После этого она несколько раз сильно и молча поцеловала меня, страстно и с жаром, и повисла обессиленно и устало на моей руке. И когда мне пора было уходить, она провела рукой по моим волосам и сказала вполголоса: — Адье, мое сокровище. Завтра не приходи! Вообще больше не приходи, пожалуйста! Разве ты не видишь, что делаешь меня несчастной?
Мое сердце разрывалось от мук, пока я шел домой, полночи я размышлял над ее словами. Почему она не верила мне и не была счастлива? Я вспомнил вдруг, что она сказала мне несколько недель назад: «Мы, женщины, не так свободны, как вы, и надо научиться сносить неизбежное». Что было для нее неизбежным?
Мне необходимо было это знать, и поэтому я послал ей утром записку и ждал ее вечером после окончания работ, когда все рабочие ушли, за сараем с мраморными блоками. Она пришла поздно и очень нервничала.
— Зачем ты пришел? Достаточно. Отец дома.
— Нет, — возразил я, — сначала ты мне скажешь, что у тебя на сердце, все-все, иначе я не уйду.
Елена смотрела на меня спокойно, только была очень бледна, как белые мраморные плиты у ее ног.
— Не мучай меня, — едва прошептала она. — Я не могу тебе сказать, я не хочу говорить об этом. Только одно — уезжай, сегодня или завтра, и забудь все, что было. Я не могу тебе принадлежать.
Ей было зябко; несмотря на теплый июльский вечер, она дрожала от легкого ветерка. Вряд ли я когда-либо ощущал такую душевную боль, как в эти мгновения. Но я не мог так уйти.
— Скажи мне наконец все, — повторил я, — мне надо все знать.
Она посмотрела на меня — и во мне все сжалось от боли. Но мне не оставалось ничего другого.
— Говори, — потребовал я довольно грубо, — иначе я немедленно пойду в дом к твоему отцу.

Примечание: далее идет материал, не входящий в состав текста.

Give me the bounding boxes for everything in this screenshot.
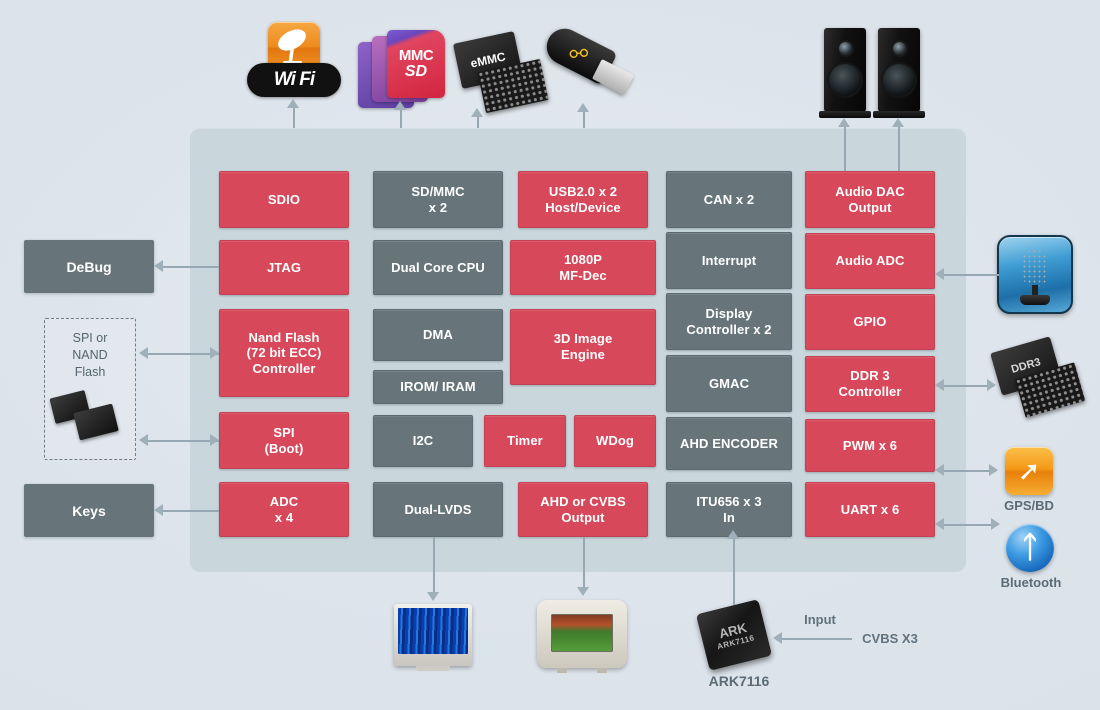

Она невольно выпрямилась, и была, несмотря на бледность, в этих вечерних сумерках печальна, но необычайно прекрасна. Она заговорила бесстрастно и громче, чем до того.
— Ну так слушай. Я не свободна, и ты не можешь меня получить. Это место занято другим. Этого тебе достаточно?
— Нет, — сказал я, — этого недостаточно. Ты любишь этого другого? Больше, чем меня?
— О, что ты! — воскликнула она с жаром. — Нет-нет, я совсем его не люблю. Но я обещана ему, и с этим ничего не поделаешь.
— Почему нет? Тем более что ты его не любишь!
— Я тогда ничего не знала о тебе. Он понравился мне, любить я его не любила, но он порядочный человек, и я не знала никого другого. Поэтому и сказала «да», и теперь так должно и остаться.
— Вовсе нет, Елена. Ты можешь взять свое слово назад.
— Да, конечно. Но дело тут не в нем, а в отце. Ему я не могу отказать…
— Но позволь мне поговорить с ним…
— Ах ты, младенец! Ты что же, совсем ничего не понимаешь?..
Я посмотрел на нее. Она почти открыто смеялась.
— Я продана, моим отцом и по моему согласию, за деньги. Зимой — свадьба.
Она отвернулась, сделала несколько шагов и снова вернулась.
И сказала:
— Дорогой мой, наберись мужества! Тебе нельзя больше приходить, ты не можешь…
— И все только из-за денег? — Я не мог успокоиться.
Она пожала плечами.
— Разве в этом дело? Мой отец никогда не пойдет на попятную, он так же прочно связан словом, как и я. Ты не знаешь его! Если я подведу его — быть беде. Так что крепись, будь разумен, ты еще ребенок!
И потом ее вдруг как прорвало:
— Пойми и не губи меня!.. Сейчас я еще могу делать что хочу. Но если ты еще раз дотронешься до меня — я не выдержу… Я ни разу не поцелую тебя больше, иначе мы пропадем.